Homurdanarak Tülay ablanın yanına oturdum mutfakta bir şeyler yapıyordu muhtemelen bana yine meyve yedirmenin derdindeydi. Masanın üzerindeki kurabiye tabağını önüme çektim birkaç taneden zarar gelmezdi değil mi? Birden tabak önümden çekilince güzel bir rüyadan uyanmış gibi hissettim. "Yaa neden alıyorsun tabağı Tülay abla?"
"Bunları ye güzelim daha sağlıklı Berre için."
"Ama benim canım kurabiye istiyor."
"Adını kurabiye canavarı yapacağım artık hayatım yemekten fazla kurabiye yiyorsun."
"Uğur al sen ye ben kızımı görmeye gidiyorum."
Çantamı aldım dışarıya çıktım herkes Berre konusunda fazla ilgiliydi benimle kimse ilgilenmiyordu doğrusu bu durum canımı sıkmaya başlamıştı artık. Onu yeme bunu giyme uyuma uyanma yatma kalkma yeter canım Allah Allah benimde sabrımın bir sınırı var.
"Hayatım bekler misin bir dakika?"
"Beklemiyorum Uğur gidiyorum ben." Dudaklarımı büzmüştüm çoktan. "İyi de fıstık sende fazla mı alınıyorsun anlamadım ki. Üzme beni hadi bekle anahtarları alayım geleyim."

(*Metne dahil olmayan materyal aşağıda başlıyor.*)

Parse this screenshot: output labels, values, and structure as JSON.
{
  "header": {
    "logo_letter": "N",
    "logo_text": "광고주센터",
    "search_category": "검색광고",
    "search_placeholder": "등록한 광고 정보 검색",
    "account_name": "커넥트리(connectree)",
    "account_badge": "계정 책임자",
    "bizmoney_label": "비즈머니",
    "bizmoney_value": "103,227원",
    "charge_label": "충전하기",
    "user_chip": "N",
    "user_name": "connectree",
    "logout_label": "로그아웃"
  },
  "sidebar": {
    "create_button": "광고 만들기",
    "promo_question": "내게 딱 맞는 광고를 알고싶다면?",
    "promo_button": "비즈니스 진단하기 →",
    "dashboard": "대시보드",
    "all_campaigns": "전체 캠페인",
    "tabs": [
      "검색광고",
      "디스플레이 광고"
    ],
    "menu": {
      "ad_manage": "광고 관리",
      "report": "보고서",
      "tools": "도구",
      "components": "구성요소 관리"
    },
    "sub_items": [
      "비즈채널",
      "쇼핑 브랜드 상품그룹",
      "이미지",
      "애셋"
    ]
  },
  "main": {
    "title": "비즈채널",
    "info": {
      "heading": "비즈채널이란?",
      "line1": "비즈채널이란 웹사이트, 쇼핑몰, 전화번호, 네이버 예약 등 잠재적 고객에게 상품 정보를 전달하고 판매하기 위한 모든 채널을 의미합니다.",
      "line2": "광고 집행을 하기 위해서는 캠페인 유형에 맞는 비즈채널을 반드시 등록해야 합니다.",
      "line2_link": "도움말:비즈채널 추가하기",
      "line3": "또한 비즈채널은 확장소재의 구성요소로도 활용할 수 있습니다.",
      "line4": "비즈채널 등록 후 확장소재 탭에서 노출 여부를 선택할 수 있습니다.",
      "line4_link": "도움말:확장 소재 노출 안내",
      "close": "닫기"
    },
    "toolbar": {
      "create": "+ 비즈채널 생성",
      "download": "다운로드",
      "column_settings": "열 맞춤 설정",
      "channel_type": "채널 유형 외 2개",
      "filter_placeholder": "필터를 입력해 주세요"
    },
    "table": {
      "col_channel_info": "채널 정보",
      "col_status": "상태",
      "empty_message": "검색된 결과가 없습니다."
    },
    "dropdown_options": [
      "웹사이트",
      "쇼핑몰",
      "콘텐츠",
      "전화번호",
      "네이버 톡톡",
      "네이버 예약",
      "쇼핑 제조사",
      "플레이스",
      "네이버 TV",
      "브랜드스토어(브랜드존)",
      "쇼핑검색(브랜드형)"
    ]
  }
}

"İstemiyorum Uğur ben kendim giderim." Muzipçe sırıttı yine. "Aaa valla bazen çok huysuz oluyorsun sen Berre'yi mi kıskanıyorsun yoksa merak etme fıstık ben ikinize de ilgi gösteririm kıskanma mucizemi."
"Zevzeksin Uğur zevzek."
"Hadi bekle burada geliyorum hemen."
Arabaya bindiğimden beri hiç konuşmadım Uğur'la. Telefonum çalmaya başladı arayanın İdil olduğunu gördüm. Sonunda benimle ilgilenecek birisi çıkmıştı karşıma sevincim sesime yansımıştı resmen. "Söyle fıstığım."
ŞİMDİ OKUDUĞUN
Yağmur Vakti #dexilkromanim2018
General FictionGeçmiş hiçbir zaman sandıklarda kilitli kalmaz. Sırlar elbet ortaya çıkar...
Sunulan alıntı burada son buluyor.